Publié le par Perceval

Etty-Hillesum.jpgEtty Hillesum (1914-1943) aurait 100 ans aujourd'hui. Elle reste cette éternelle jeune femme libérée et fougueuse, prodigue de vie et d'amour... Juive hollandaise, elle devient à vingt-sept ans passionnément amoureuse d’un psychothérapeute qui lui fait lire la Bible et l’initie à une expérience intérieure. Drôle, fine et surtout intensément vivante, elle nous livre dans son journal son cheminement. Il la conduit à un engagement social auprès des prisonniers du camp de Westerbork en attente d’être déportés. Elle choisit librement d’assumer le destin de son peuple. Elle est déportée en septembre 1943 et meurt à Auschwitz.
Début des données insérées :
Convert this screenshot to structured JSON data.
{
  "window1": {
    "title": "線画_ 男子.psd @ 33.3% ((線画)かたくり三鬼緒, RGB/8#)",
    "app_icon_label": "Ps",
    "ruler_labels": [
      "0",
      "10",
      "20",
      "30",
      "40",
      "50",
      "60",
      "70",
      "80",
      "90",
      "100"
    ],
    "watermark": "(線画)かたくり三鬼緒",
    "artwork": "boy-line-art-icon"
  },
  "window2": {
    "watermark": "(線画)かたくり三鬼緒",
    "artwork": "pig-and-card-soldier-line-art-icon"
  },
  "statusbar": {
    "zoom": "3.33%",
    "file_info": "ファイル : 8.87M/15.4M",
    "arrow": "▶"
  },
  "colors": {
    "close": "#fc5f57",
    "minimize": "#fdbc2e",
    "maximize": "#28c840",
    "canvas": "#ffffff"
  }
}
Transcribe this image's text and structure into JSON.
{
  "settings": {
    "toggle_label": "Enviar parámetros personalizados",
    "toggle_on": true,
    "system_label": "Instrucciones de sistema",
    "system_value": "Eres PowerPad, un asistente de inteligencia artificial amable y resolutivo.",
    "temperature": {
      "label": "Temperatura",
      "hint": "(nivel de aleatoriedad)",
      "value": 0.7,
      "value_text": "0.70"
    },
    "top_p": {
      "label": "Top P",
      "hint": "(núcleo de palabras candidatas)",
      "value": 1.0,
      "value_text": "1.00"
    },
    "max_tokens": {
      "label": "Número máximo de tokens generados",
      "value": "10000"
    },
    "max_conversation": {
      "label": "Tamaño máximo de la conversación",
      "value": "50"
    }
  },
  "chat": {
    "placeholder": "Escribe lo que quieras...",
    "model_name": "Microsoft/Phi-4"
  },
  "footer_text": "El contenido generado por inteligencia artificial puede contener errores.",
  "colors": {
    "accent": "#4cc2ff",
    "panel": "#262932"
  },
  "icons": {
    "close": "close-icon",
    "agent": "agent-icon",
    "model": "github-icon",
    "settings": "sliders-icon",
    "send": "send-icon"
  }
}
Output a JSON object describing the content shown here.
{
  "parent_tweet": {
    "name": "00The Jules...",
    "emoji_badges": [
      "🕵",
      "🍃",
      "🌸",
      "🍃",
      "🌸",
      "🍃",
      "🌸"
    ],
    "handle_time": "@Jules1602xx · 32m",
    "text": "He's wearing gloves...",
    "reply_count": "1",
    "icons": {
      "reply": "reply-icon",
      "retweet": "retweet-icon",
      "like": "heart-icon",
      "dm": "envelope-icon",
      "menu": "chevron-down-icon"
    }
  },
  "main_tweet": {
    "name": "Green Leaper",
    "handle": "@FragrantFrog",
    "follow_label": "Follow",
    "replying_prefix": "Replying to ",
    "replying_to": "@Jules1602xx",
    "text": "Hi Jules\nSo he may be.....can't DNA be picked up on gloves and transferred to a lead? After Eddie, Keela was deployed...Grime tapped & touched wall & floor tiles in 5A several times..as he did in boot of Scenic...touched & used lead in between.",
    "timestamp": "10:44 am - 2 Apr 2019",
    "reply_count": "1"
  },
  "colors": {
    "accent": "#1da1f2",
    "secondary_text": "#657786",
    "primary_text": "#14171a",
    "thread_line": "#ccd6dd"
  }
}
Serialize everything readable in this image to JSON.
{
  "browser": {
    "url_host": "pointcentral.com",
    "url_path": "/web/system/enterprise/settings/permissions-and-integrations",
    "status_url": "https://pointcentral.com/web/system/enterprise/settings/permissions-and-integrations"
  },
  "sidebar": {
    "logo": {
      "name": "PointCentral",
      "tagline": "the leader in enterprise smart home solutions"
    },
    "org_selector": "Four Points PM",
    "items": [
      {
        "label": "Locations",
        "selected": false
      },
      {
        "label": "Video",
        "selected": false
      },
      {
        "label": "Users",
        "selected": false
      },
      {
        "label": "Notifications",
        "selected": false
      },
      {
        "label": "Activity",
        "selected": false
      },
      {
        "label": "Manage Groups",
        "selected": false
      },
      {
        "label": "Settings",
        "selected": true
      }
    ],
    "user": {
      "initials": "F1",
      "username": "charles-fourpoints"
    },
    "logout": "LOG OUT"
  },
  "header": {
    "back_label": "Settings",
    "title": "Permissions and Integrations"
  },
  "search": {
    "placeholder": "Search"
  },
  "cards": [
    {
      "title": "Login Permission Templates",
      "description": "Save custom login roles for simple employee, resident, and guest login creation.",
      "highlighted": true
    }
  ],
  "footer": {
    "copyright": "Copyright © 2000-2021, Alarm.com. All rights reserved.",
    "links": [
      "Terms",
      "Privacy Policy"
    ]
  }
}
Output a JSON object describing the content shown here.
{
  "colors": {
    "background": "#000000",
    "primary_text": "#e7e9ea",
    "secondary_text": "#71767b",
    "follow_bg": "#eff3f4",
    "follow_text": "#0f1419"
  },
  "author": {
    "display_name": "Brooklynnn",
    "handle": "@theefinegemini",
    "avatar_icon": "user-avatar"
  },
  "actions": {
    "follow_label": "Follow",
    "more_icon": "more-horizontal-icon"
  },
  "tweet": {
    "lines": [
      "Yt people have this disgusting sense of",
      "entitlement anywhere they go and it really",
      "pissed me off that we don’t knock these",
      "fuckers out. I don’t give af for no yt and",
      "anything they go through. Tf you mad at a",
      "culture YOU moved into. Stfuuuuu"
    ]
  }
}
Dans ses écrits, nous sommes surpris de constater, alors qu'elle s'apprête à être déportée, sa liberté d'esprit face aux événements et face à elle-même. Jour après jour, dans un combat lumineux et singulier pour rencontrer la vérité et la réalité telle qu'elle est, elle confie à son journal son cheminement mystique et son inébranlable parti pris d'espérance : la vie est “belle et pleine de sens” à chaque instant.Etty_Hillesum_2-b-1-.jpg

Femme de désirs par excellence, grande amoureuse, elle va, grâce à un travail sur soi et à de nombreuses lectures (la Bible, les Evangiles, Saint-Augustin, Dostoïevski, Tolstoï, Rainer Maria Rilke) progressivement dépasser l’amour humain pour toucher l’amour de Dieu. Un Dieu incarné cher à ma sensibilité judéo-chrétienne, et un Dieu parfois plus abstrait, proche des sagesses orientales.

Etty est une sainte des temps modernes comme l'est Simone Weil. Elle incarne la figure du croyant en marge des églises institutionnelles. 

"Je vais te promettre une chose, mon Dieu, oh, une broutille ! Je vais t'aider, mon Dieu, à ne pas t'éteindre en moi...."

Et loin de la toute-puissance hypothétique de Dieu.
« Une chose cependant m’apparaît de plus en plus claire, ce n’est pas toi qui peux nous aider, mais nous qui pouvons t’aider – et ce faisant nous nous aidons nous-mêmes. C’est tout ce qu’il est possible de sauver en cette époque et c’est la seule chose qui compte, un peu de toi en nous, mon Dieu... Il m’apparaît de plus en plus clairement, presque à chaque pulsation de mon cœur, que tu ne peux pas nous aider, mais que c’est à nous de t’aider et de défendre, jusqu’au bout, la demeure qui t’abrite en nous. »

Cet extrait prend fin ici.